Each brand template defines typography, surfaces, palettes (qualitative, sequential, diverging), data-viz tokens, spacing, and semantic colors:

Slate: Helvetica / Paul Tol Bright. Clean corporate default.
Aurora: Avenir / Paul Tol Vibrant. High-energy, saturated.
Earth: Georgia / Paul Tol Muted. Academic, subdued.
Journal: Palatino / Tableau-10. Publication-ready, classic serif.

All palettes are colorblind-safe by construction (Paul Tol or Tableau lineage).

Quality Validation Pipeline (108 checks)

See topics/r-viz-quality-validation-pipeline for the full validation architecture.

12 automated mechanical checks (regex on script content)
12 family-specific checks x 9 families = 108 total
Rubric scoring: BAD/OKAY/GOOD/EXCELLENT with specific criteria per family
Current baseline: 36/36 scripts pass, 0 errors, 37 warnings

MCP Server (deployed on Railway)

Part of the topics/mcp-server-ecosystem.
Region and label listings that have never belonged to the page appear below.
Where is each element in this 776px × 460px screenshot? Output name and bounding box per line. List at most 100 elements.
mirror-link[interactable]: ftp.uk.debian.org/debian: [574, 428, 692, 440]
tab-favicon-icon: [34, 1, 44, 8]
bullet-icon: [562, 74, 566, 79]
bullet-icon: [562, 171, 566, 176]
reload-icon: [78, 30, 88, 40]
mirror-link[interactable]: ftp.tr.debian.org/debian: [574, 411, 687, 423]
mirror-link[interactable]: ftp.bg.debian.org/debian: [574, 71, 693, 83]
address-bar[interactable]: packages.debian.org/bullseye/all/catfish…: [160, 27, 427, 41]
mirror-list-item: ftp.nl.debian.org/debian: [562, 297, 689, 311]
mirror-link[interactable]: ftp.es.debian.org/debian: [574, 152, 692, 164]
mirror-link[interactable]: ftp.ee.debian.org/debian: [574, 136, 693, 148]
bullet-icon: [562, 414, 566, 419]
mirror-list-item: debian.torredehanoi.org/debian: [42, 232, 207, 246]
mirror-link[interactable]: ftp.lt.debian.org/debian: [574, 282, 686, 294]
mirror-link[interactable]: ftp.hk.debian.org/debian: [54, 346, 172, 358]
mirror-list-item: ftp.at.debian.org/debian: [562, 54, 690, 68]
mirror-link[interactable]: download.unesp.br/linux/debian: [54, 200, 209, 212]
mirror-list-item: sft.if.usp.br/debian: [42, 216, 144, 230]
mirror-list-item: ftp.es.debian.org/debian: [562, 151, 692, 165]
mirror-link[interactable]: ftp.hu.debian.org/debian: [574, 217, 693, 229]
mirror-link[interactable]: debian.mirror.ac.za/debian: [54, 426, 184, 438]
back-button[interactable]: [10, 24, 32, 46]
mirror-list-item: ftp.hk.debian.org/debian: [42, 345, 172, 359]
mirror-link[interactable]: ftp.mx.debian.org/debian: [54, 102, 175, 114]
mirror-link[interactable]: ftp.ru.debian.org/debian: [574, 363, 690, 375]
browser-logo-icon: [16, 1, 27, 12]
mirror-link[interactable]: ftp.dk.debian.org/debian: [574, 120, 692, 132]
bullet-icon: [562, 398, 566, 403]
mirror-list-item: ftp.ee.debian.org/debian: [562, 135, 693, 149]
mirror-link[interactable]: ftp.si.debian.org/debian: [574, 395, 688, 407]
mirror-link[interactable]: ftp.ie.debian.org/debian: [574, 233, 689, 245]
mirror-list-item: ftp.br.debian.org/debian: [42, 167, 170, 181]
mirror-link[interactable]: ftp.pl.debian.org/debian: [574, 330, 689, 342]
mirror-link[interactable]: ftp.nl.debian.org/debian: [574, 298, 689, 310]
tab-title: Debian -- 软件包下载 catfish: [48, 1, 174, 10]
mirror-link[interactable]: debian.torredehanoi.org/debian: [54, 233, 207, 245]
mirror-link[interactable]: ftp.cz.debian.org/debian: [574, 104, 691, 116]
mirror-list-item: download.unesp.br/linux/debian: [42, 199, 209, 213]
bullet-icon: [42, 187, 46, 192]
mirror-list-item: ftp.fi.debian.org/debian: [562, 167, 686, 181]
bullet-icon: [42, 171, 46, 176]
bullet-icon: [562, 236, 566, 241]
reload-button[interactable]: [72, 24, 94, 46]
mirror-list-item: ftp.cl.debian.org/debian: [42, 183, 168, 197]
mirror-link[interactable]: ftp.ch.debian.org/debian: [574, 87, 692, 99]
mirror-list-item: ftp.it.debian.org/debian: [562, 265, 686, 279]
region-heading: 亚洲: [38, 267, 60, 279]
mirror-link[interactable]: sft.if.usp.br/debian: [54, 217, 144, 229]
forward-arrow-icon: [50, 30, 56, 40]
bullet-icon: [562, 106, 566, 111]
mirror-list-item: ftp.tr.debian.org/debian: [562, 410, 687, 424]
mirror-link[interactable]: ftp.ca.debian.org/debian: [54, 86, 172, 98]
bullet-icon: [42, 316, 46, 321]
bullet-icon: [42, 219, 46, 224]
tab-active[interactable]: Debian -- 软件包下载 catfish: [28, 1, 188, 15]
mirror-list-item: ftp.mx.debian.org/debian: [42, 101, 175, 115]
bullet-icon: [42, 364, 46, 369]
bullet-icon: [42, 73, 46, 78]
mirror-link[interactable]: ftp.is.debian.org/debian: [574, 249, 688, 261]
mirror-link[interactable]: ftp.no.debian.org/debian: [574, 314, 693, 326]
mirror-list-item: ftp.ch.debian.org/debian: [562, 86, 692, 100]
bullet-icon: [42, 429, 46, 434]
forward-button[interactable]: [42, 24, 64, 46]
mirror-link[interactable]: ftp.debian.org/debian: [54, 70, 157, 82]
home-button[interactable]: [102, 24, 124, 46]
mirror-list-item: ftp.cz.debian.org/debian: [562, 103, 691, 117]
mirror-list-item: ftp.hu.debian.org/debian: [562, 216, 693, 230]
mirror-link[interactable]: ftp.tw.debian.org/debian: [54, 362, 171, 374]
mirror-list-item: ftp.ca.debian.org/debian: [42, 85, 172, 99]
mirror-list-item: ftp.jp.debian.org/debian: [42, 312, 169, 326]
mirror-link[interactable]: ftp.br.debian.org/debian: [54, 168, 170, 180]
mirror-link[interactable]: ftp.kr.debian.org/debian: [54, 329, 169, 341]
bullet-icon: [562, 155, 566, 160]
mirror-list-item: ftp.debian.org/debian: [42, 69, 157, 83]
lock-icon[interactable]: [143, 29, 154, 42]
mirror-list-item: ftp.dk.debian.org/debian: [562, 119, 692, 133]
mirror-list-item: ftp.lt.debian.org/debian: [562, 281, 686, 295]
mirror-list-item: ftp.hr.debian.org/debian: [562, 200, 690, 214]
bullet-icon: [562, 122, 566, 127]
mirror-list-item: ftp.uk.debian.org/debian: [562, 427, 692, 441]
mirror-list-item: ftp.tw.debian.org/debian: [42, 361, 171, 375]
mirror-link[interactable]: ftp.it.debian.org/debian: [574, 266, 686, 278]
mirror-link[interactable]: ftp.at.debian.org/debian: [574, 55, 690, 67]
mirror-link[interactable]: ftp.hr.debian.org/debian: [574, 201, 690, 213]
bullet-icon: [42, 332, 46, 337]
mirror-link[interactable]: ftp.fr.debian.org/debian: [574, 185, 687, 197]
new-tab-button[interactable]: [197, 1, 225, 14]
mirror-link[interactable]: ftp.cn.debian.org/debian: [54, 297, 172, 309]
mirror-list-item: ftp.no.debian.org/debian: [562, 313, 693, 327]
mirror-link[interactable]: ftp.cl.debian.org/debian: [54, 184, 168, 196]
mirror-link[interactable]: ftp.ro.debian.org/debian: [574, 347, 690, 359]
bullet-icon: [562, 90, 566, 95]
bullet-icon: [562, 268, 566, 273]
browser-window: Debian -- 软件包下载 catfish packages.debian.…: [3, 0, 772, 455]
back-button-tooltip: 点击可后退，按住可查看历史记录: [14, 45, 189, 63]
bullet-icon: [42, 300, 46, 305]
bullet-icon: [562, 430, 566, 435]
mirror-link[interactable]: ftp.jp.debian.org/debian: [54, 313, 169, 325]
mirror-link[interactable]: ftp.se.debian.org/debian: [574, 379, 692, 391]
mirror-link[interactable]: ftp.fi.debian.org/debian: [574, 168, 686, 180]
Exposes:

Resources: plan sections, skill metadata, prompt templates, example scripts, validation rules
Tools: get_plan_section, search_plan, list_chart_families, get_quality_checklist
Prompts: 9 family-specific generators (create_scatter, create_distribution, create_timeseries, etc.)

Provenance

Born from the brand token system experiment (Feb 2026, predates experiments dimension): the insight that visualization quality is reproducible when you externalize design decisions into tokens and validate mechanically. The 1800-line plan emerged from iterating on the 36 scripts until all 108 checks passed: the spec is a distillation of what worked, not a theoretical document.

Key milestones:

36 scripts across 9 families: each script is self-contained, tested, and brand-aware
108-check validation pipeline: automated quality gate that catches the most common visualization failures (missing labels, colorblind-unsafe palettes, poor aspect ratios, overplotting)
4 brand templates: production-tested token sets that map to real publication contexts
MCP deployment: server on Railway exposes the full pipeline programmatically

Usage Notes

Start with list_chart_families to select the right family for your data shape
Always specify a brand template: the default (Slate) is safe but generic
The quality target should be EXCELLENT (8-10) for anything going into a report or publication
Distribution family (dst_) has the most scripts (7) because distributions are the most common visualization need and the most commonly botched
Survival family (sur_) has only 2 scripts but they are the most complex (KM+risk table is ~200 lines)
The validation pipeline catches issues that look fine on screen but fail in print (DPI, font embedding, color contrast)
Geospatial scripts require additional system dependencies (GDAL/PROJ): check geo_ prerequisites before running

Quality Checks

Chart renders without ggplot errors. Rscript <chart>.R 2>&1 | grep -c 'Error\|Warning' returns 0.
Export DPI correct. Print: 300 DPI. Web: 144 DPI. Verify with exiftool <chart>.png | grep -i dpi.
Fonts embed in PDF export. pdffonts <chart>.pdf shows no Type 3 fonts (= rasterized); all fonts embedded.
Family code matches spec. DST (distribution), COR (correlation), TS (time-series), CMP (comparison), COM (composition). Per [topics/visual-output-routing](/topics/visual-output-routing).
No overplotting. For scatter plots with n>100, alpha-blending or jittering present. Verify visually or via density-overlay check.
Axes labeled, title + caption present. Every chart has ggtitle, labs(x=, y=), and a source-note caption.

Visual Enrichment

Medium	Type	Description
R	`STA` forest plot	108-check pass rates by family
Figma	Flowchart	Pipeline: data -> family -> script -> brand -> validation

Self-Improvement Cross-Reference

This skill is the R-side implementation of the routing described in topics/visual-output-routing. It is both a tool and a product of Pattern 4 (Compiler Wiki): the quality validator is a lint cycle. For the master reference on all 6 self-improvement patterns, see skills/self-improving-agent-patterns.